Friday, April 18, 2008 Editorials: Pope’s visit to the US
THE Catholic world is watching with curiosity and awe the first visit of Pope Benedict XVI, now on its third day, to the United States.
He follows in the footsteps of his footloose predecessor, Pope John Paul II, who visited the Philippines twice.
The visit of Pope Benedict to the US is considered significant as he turned 81 last Wednesday.
The Pope arrived in the US Tuesday (Wednesday in Cebu) “to a presidential handshake and wild cheering” only hours after he admitted that he is “deeply ashamed” of the clergy sex abuse scandal that has devastated the American church.
President George W. Bush greeting the Pope upon his arrival at Andrews Air Force Base was the first time “he greeted a foreign leader there.”
They met again the following day at the White House.
President Bush’s birthday present for the Pope included a 21-gun salute and a famed soprano’s rendition of “The Lord’s Prayer.”
Issues
Expected to be part of the two leader’s agenda are subjects where both share common ground, “particularly in opposing abortion, gay marriage and embryonic stem cell research.”

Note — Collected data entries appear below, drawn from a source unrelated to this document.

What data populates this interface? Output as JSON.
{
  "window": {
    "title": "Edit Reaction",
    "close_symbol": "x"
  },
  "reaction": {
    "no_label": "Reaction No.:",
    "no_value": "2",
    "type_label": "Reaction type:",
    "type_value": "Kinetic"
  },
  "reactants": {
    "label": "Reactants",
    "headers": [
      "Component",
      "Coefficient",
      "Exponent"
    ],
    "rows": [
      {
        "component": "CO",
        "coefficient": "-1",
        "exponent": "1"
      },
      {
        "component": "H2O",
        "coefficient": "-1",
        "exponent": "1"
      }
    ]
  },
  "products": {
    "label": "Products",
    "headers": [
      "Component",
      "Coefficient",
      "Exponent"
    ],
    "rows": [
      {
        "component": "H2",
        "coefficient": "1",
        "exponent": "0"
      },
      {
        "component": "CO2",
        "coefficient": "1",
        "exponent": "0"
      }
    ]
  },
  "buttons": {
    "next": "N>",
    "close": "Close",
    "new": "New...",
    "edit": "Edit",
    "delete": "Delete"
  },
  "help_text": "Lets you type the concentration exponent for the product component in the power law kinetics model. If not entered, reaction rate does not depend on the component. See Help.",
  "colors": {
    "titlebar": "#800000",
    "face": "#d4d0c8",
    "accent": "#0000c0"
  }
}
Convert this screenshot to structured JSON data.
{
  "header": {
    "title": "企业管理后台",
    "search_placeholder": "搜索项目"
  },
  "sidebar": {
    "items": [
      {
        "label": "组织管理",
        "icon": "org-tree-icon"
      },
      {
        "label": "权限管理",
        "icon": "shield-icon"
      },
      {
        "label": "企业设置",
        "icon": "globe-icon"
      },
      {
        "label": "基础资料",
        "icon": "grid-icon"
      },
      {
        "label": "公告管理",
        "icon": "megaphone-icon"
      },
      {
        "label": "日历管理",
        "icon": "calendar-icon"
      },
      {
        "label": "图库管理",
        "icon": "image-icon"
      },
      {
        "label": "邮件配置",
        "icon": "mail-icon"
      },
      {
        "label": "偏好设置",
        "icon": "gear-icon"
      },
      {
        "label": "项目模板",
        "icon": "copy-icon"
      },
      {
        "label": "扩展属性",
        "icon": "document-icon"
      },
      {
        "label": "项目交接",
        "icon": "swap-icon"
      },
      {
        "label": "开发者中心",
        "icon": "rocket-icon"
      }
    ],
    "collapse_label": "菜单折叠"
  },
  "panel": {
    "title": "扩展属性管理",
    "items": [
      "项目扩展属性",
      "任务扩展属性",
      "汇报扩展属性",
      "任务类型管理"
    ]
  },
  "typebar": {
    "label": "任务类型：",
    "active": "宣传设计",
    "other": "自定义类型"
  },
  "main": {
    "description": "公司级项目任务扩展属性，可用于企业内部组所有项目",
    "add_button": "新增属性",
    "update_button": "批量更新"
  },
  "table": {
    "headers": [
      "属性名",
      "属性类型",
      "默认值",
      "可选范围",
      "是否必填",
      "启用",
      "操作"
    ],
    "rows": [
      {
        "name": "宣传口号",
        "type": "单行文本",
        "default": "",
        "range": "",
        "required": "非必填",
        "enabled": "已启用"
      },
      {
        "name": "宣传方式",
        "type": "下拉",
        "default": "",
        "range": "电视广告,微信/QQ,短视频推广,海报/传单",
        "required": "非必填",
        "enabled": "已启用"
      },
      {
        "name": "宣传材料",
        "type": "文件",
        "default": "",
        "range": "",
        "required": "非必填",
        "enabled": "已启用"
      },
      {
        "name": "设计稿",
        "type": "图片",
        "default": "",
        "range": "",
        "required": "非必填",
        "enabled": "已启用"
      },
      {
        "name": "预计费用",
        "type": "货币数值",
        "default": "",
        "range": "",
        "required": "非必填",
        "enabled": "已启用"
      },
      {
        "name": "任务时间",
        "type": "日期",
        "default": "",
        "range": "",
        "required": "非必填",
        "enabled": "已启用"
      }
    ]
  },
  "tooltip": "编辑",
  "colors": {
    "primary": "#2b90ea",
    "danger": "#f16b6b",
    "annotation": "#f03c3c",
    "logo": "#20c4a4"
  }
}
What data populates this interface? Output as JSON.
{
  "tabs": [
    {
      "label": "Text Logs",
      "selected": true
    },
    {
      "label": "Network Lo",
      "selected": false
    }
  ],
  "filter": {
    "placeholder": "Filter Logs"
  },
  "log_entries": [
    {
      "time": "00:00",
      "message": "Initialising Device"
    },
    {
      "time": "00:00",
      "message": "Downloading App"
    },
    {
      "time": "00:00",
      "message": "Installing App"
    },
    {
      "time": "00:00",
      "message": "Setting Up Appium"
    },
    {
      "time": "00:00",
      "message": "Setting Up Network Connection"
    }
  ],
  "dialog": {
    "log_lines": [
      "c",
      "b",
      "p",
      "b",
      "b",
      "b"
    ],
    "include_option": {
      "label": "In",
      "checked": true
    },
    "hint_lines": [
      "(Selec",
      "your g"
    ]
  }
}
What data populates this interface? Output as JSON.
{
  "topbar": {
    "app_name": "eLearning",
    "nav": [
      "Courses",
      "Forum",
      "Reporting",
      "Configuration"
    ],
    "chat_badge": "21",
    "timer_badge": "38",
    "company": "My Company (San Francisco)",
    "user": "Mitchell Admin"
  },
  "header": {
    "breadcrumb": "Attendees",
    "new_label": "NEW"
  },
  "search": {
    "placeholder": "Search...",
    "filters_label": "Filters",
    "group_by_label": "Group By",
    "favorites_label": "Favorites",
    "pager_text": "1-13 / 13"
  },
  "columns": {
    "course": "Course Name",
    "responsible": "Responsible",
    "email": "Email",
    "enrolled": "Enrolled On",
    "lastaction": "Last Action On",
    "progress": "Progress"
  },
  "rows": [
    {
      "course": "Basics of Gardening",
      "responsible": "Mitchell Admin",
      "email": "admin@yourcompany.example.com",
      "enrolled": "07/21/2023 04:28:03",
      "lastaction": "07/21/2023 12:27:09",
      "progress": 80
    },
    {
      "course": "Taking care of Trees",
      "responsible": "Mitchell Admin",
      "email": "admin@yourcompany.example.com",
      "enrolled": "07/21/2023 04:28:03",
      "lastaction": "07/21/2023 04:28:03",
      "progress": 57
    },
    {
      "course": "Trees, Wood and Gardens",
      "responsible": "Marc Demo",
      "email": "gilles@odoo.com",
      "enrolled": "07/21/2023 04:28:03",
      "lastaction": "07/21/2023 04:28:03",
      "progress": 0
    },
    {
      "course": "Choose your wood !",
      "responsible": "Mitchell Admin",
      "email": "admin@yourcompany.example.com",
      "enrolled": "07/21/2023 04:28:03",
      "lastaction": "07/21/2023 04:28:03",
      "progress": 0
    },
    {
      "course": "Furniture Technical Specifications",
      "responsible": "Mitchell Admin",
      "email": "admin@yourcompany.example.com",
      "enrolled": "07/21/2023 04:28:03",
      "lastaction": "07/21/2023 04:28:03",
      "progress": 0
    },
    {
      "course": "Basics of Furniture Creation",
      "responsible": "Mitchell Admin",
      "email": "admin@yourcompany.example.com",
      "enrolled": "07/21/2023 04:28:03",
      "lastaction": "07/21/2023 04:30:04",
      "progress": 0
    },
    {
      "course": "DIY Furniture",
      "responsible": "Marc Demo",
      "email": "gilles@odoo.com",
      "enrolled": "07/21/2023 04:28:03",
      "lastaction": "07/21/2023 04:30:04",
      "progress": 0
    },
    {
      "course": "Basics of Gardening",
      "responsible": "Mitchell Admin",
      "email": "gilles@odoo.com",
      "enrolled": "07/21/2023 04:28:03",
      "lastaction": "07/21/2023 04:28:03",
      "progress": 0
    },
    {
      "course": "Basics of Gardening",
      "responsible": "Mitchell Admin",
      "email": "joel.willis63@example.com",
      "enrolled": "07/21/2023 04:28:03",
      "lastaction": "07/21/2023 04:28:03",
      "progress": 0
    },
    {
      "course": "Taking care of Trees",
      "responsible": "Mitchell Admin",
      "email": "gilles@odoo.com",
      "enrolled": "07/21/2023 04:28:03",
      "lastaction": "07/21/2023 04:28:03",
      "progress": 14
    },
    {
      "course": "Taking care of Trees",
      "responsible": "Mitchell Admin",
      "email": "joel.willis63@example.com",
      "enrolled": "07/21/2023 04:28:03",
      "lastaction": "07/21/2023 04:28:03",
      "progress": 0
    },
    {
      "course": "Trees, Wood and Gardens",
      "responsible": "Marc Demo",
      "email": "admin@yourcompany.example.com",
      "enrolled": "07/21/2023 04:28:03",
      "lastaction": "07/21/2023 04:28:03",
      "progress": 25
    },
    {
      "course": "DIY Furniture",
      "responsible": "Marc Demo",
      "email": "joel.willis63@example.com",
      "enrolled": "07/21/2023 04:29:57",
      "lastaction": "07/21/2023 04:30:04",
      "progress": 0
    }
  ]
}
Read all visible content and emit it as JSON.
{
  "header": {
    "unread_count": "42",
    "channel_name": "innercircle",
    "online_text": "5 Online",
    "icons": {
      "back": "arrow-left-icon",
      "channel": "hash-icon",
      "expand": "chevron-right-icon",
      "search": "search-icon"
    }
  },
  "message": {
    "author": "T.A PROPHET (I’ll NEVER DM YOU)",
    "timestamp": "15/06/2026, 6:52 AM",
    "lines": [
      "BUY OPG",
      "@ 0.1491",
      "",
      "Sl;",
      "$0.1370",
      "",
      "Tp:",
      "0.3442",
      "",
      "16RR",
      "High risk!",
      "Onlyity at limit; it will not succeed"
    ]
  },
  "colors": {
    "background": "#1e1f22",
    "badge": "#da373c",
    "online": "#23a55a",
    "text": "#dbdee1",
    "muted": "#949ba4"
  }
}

The two disagree “over the Iraq war, the death penalty, and the US trade embargo against Cuba.”
The Pope had reportedly planned to take up with Bush such problems as the US’ punitive immigration laws and policy.
Sexual abuse
The Pope’s six-day trip to the US is clearly designed not only to nurture his Catholic flock, but also to tackle “the most painful issue facing the US Catholic Church—clergy’s sex abuse.”
The US church has paid $2 billion in abuse costs since 1950, mostly in the last six years.
Sex scandals, though, are not alien to Philippine Catholics.
“It is a great suffering for the church in the United States and for the church in general, and for me personally that this could happen,” the Pope reportedly said, referring to the sex scandals.
“It is difficult for me to understand how it was possible that priests betray in this way their mission…to these children,” he added.
Challenge
The US clergy’s problem is pedophilia and homosexuality; in the Philippines the problem is priest-woman relation, which is still frowned upon by the Church.
This should be as much a challenge to us and our priests, as it is to Pope Benedict.